How am I supposed to keep it a secret from Nat and Annabel if I can’t even keep it secret from Toby?
“Well, I wouldn’t be a very good stalker if I didn’t, would I?” Toby laughs. “I’d have to hang up my stalker gear in shame.” He thinks about it. “Which would be unfortunate because all I’ve really got is this flask and I’m quite attached to it.” He pulls out a red flask and shows it to me. “Soup,” he explains. “In case I get hungry.”
“Toby, nobody is supposed to know.”
“So that makes this a secret between the two of us, right?” I glare at him. “Which makes us kindred spirits? And – correct me if I’m wrong – soulmates?”
“We’re not soulmates, Toby. You can’t just go round stealing secrets and then forcing people into being your soulmate.”
“OK.” He seems unabashed by the rejection. “But you’re glad I gave that model man your number.”

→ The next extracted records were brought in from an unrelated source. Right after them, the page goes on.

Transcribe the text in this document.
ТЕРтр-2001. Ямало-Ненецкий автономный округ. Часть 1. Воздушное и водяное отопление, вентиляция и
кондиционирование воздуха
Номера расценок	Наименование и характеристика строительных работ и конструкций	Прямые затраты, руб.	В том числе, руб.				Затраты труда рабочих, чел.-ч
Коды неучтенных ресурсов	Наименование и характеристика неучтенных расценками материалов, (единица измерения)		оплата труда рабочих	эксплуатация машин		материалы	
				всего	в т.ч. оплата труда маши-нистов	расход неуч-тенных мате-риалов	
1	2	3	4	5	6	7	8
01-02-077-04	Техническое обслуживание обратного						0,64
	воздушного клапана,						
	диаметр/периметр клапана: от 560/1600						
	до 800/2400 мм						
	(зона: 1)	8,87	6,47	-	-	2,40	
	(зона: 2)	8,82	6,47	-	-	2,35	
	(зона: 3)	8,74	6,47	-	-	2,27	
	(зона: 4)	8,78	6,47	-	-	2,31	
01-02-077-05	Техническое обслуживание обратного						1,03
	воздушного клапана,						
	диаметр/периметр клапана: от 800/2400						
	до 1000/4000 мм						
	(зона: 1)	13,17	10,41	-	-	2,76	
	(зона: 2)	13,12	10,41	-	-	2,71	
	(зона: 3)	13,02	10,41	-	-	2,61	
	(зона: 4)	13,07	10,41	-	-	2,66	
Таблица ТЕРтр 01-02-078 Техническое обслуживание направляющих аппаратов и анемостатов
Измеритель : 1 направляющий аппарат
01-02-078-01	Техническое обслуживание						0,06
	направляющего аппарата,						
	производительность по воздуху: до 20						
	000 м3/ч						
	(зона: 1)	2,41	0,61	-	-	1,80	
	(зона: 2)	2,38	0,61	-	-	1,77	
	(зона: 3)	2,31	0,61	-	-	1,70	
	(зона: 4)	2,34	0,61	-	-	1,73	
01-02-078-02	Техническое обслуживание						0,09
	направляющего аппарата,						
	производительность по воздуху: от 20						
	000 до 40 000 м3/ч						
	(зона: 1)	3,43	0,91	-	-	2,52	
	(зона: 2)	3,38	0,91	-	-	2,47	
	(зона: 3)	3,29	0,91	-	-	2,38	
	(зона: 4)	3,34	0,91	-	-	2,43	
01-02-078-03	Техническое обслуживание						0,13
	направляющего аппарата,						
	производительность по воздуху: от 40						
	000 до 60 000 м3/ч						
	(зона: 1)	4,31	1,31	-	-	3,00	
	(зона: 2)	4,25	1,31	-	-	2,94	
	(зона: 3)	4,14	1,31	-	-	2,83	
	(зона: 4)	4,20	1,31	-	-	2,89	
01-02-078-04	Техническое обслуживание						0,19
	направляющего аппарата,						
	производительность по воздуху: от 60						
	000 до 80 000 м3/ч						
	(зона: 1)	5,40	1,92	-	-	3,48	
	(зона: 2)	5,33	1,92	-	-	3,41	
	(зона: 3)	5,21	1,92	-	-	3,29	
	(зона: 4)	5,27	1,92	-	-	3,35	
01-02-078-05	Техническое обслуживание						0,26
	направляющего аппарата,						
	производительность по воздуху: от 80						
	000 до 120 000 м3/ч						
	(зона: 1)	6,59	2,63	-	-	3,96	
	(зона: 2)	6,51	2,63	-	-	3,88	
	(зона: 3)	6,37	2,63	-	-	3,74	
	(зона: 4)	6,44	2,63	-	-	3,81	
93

For a few seconds all I can do is stutter without any noises coming out. “You gave the modelling agency my number?”
“You ran off at The Clothes Show so quickly I think you forgot. Good, huh?” Toby grins at me and the yellow bobble bounces up and down cheerfully. “Now the whole world is going to see you the way I already see you. I’ve always been a little bit ahead of the trends.”
I point to the scraped-up word on my satchel. “And what if they see me the way everyone at school sees me, Toby?”
Toby considers this for a few moments. “Then I think you’re going to need a bigger bag.” And he hits the drum on his T-shirt. Thud, thud.
Suddenly I’m not so sure the launderette was a good idea after all. “I’m going home.”
“OK. Would you like me to follow a few metres behind?” I frown at him, but he doesn’t seem to notice. “By the way,” he adds, “did Nat tell you what she did yesterday? She was amazing, Harriet. Like Boadicea, except without the chariot. Or the horses, or the swords, but still: it was awesome.”